The demonstration will take place 300 feet north of the Loudy-Simpson Park picnic area.
Representatives from the company will bring a vibrating truck and a peak particle velocity monitor to measure ground disturbance from a variety of distances.
Also on hand will be Mark Burgus, a contractor from Mathe-
son Mining in Golden, who is a geoscientist and an expert in peak particle velocity monitoring.
Burgus said his four-man firm monitors any company in the business of shaking the ground.
“We monitor companies that perform a variety of activities,” Burgus said. “Blasting, oil and gas exploration, construction, pile driving … just anything that would shake the ground.”
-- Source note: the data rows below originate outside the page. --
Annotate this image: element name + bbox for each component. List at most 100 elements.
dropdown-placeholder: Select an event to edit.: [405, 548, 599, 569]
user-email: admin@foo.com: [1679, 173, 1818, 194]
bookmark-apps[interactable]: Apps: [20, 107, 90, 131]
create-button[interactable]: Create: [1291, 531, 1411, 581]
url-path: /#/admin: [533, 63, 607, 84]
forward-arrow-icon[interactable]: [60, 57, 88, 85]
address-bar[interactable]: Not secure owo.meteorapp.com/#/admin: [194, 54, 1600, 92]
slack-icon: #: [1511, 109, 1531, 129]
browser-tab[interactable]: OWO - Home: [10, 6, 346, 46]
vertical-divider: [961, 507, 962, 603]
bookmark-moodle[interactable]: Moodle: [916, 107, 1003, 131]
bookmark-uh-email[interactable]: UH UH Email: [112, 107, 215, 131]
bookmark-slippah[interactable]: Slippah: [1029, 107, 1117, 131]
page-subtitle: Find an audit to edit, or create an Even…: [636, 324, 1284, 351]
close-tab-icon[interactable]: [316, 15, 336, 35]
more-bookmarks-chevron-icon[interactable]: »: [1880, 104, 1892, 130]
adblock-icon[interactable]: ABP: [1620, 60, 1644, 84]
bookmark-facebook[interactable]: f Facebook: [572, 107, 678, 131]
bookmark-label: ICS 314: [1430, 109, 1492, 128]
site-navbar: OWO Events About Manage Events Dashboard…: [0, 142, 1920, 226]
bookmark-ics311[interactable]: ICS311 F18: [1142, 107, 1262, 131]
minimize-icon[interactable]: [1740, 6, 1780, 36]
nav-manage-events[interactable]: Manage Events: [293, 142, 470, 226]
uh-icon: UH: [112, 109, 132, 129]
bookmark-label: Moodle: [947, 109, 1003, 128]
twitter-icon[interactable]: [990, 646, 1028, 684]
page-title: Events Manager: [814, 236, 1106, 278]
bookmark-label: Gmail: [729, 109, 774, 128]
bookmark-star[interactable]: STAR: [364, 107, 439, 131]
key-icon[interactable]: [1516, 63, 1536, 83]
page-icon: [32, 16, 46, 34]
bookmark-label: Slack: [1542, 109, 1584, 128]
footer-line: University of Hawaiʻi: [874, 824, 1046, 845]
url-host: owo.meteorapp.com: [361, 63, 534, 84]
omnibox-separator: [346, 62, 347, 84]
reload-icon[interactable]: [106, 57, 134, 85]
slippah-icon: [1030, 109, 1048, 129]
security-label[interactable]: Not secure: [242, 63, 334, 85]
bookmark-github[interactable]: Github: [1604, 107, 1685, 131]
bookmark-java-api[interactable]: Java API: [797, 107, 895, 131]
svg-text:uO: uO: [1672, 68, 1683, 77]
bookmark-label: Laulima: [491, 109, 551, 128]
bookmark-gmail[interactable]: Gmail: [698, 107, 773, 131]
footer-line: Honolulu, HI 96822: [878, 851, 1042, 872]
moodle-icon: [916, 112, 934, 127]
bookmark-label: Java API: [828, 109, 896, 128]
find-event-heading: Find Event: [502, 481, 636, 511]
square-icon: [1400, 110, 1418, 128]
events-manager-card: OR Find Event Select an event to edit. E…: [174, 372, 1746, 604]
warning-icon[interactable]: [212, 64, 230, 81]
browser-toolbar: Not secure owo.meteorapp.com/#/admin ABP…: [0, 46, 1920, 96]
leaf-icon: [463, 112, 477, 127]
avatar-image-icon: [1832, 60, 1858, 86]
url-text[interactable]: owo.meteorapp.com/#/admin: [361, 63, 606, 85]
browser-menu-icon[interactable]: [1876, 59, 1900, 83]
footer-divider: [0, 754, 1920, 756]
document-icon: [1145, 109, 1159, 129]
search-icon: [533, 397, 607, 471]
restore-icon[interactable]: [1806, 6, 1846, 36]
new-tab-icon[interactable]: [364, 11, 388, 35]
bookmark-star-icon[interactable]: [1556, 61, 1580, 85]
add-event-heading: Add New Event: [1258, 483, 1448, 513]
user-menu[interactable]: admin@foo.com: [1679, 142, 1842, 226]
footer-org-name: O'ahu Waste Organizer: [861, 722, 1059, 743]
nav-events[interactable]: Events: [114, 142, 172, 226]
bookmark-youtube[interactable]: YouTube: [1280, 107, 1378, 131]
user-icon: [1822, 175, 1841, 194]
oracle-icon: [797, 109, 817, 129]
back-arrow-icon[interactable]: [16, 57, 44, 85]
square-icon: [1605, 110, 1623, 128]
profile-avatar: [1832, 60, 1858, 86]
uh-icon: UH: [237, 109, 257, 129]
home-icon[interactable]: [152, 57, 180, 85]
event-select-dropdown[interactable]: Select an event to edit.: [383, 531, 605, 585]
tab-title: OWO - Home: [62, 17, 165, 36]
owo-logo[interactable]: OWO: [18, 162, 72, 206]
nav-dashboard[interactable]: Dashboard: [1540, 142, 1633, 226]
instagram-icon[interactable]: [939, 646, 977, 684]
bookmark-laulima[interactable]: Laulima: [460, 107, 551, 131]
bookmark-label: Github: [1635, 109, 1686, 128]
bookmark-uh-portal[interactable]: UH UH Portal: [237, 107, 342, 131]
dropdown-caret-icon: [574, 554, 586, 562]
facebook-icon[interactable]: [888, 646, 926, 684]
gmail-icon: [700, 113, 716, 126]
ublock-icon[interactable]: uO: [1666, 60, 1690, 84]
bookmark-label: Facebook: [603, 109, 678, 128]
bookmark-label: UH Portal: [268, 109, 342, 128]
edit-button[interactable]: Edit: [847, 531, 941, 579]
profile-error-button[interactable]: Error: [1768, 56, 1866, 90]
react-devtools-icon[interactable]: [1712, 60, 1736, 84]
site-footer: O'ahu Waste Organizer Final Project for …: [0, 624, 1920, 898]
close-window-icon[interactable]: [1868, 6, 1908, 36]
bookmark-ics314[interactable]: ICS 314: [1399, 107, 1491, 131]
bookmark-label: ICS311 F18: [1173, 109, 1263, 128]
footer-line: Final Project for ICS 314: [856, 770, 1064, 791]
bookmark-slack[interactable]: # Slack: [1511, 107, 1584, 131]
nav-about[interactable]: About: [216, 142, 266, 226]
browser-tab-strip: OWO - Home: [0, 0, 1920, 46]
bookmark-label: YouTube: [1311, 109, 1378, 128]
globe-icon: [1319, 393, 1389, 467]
Burgus said his role today is to help people understand what certain peak particle levels mean and what causes structural damage.
“If damage were to ever occur it would follow a natural progression,” Burgus said. “Plaster is the most fragile material, so a house with plaster would show cracks first, followed by sheet rock and then way down the list would be mortar damage or concrete damage.”
Burgus said he will also have reference materials to compare particle velocity readings caused by seismic vibrators with everyday occurrences such as slamming doors, stomping around the house, cold fronts, temperature, humidity and wind speed changes.
“Those all put forces on a house, also,” Burgus said. “We’re going to equate those types of things to a vibrator.”
Jacobson is confident the Geokinetics demonstration will ease public concerns.
“They’re loud and they’re noisy,” Jacobson said of the vibrators. “But, if you have three trucks and you stand 50 to 100 feet out, you can’t feel the vibrations.
“Most people who have come to our presentations leave saying, ‘Really? That’s it?’”
Jeff Comstock, Moffat County’s natural resources director, said the demonstration is a good idea.
“Concerns were originally raised by private land owners in regards to how these seismic vibrators would affect water wells and roads,” Comstock said. “I would encourage anyone with concerns to attend and ask questions.”